Elle concerne insights et intuition (compréhension spontanée), rêves, états de conscience, percepts, représentations (classification, comparaison) et fonctions mentales (conceptualisation, mémorisation, réseau de connaissances) et 7 opérations dites "intelligentes" ; abstraire, apprendre, chercher, résoudre, modéliser, décider, se tromper (de fait retour d’expérience pour corriger son erreur).

06 Je dis = logos, au triple sens grec de parole, "discours" logique et relation — les lanGages

(Languages) codent l’information en message ET établissent un lien humain.

La langue ("maternelle", "étrangère(s)" en surcouche) est le vecteur expressif fondamental. Nous utilisons ce matériau, plus ou moins "riche", à notre guise et de façon personnalisée.

Jakobson a montré (1960) que nous communiquons grâce à 6 fonctions du langage :
 - 3 fonctions (expressive, conative et phatique) pour établir (et maintenir) la LIAISON humaine,
 - 3 autres (référentielle, poétique, métalinguistique) servant au CONTENU du message.
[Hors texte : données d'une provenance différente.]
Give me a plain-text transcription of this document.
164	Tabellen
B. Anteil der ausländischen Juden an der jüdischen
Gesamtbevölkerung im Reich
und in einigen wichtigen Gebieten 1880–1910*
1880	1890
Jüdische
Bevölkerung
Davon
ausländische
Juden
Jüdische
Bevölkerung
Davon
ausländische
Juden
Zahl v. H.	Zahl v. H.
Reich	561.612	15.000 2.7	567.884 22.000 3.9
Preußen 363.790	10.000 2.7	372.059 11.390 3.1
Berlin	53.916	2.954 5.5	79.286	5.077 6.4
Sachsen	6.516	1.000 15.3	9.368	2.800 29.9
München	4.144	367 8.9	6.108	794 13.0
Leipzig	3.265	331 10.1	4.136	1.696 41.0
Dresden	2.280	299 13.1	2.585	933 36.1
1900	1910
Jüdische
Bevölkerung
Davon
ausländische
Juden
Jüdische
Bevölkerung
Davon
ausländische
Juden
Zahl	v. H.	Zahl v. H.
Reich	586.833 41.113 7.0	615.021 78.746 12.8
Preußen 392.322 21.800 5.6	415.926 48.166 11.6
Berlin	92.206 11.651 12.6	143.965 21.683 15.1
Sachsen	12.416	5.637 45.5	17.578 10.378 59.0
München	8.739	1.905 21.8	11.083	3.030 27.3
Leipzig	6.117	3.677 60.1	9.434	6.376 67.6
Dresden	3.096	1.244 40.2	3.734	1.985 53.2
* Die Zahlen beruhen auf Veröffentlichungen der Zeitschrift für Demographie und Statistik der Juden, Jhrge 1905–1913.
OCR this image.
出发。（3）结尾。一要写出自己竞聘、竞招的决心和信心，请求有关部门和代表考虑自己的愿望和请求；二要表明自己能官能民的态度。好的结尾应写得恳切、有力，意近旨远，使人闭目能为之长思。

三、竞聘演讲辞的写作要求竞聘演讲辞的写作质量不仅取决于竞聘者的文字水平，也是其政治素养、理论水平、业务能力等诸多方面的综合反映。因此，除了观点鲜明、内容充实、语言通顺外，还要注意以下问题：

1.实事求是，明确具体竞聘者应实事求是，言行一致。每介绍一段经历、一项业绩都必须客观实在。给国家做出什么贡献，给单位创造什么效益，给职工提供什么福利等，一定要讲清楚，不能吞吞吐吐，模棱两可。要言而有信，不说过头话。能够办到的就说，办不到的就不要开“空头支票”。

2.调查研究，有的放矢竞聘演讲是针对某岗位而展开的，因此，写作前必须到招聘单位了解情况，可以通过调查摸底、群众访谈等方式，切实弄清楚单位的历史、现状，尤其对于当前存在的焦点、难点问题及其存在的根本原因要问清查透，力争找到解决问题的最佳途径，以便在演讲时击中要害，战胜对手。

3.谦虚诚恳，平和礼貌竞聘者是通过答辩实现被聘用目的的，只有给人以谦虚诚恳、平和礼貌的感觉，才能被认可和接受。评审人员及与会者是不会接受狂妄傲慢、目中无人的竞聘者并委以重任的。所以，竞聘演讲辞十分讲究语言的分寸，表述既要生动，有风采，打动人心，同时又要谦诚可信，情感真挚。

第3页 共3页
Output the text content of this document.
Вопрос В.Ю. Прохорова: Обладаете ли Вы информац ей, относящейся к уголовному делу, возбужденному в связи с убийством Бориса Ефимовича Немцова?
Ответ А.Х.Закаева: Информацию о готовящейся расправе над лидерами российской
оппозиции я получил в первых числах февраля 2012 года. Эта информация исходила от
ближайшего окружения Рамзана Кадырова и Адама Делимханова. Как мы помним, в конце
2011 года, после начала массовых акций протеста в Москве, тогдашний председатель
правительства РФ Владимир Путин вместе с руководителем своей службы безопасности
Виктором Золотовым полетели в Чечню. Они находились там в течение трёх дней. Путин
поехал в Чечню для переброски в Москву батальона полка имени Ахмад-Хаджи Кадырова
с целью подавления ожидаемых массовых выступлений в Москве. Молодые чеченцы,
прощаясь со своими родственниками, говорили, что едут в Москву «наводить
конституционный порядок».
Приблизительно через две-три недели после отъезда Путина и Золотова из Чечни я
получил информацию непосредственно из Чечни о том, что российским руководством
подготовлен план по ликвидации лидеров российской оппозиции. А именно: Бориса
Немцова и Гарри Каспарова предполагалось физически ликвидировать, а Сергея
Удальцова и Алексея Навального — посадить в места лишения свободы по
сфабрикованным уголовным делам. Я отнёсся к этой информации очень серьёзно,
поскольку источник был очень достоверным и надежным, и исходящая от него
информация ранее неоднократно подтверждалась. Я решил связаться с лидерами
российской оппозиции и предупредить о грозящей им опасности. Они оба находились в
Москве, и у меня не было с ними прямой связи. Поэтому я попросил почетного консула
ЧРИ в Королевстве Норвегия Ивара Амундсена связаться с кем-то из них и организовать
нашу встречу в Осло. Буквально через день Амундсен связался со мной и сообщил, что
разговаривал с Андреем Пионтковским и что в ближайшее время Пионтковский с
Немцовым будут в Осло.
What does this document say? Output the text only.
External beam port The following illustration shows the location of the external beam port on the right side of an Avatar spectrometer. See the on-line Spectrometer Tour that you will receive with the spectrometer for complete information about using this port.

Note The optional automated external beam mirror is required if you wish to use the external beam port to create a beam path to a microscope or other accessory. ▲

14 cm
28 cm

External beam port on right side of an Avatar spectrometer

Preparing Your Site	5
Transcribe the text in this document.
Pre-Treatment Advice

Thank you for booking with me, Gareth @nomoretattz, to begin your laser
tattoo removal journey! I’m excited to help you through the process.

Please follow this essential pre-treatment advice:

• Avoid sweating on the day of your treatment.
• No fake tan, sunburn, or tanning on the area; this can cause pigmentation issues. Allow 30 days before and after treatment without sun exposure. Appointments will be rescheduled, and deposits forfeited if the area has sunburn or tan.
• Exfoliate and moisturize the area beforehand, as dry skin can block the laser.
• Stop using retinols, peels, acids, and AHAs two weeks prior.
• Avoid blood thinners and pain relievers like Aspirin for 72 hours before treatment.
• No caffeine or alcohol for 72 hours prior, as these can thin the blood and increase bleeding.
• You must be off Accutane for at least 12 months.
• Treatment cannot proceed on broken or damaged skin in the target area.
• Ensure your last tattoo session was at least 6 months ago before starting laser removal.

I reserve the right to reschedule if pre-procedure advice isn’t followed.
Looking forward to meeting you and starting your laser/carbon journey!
07 Je réfléchis — la logiQue d’action

(Logic of action) marque d’abord une
pause, concentre son attention, examine (la question, le problème) puis
raisonne et pèse les arguments en vue d’une action transitive (c’est-à-dire orientée vers un but rationnel).

Le "logicien" raisonne toujours de façon "balancée". Les raisonnements sont de type déduction
<=> induction, analyse
<=> synthèse, diagnostic
<=> pronostic, du fait au fait ou de cause à effet, par analogies, etc.

Remarquons que la « démo » (démonstration), non balancée, donc unilatérale, n’est pas un vrai raisonnement !

Mais difficultés et problèmes rencontrés incitent le chemin à passer par l’imagination constructrice...

08 Je crée — la Créativité 

(Creativity) est l’imagination qui positive, qui fait découvrir des choses nouvelles.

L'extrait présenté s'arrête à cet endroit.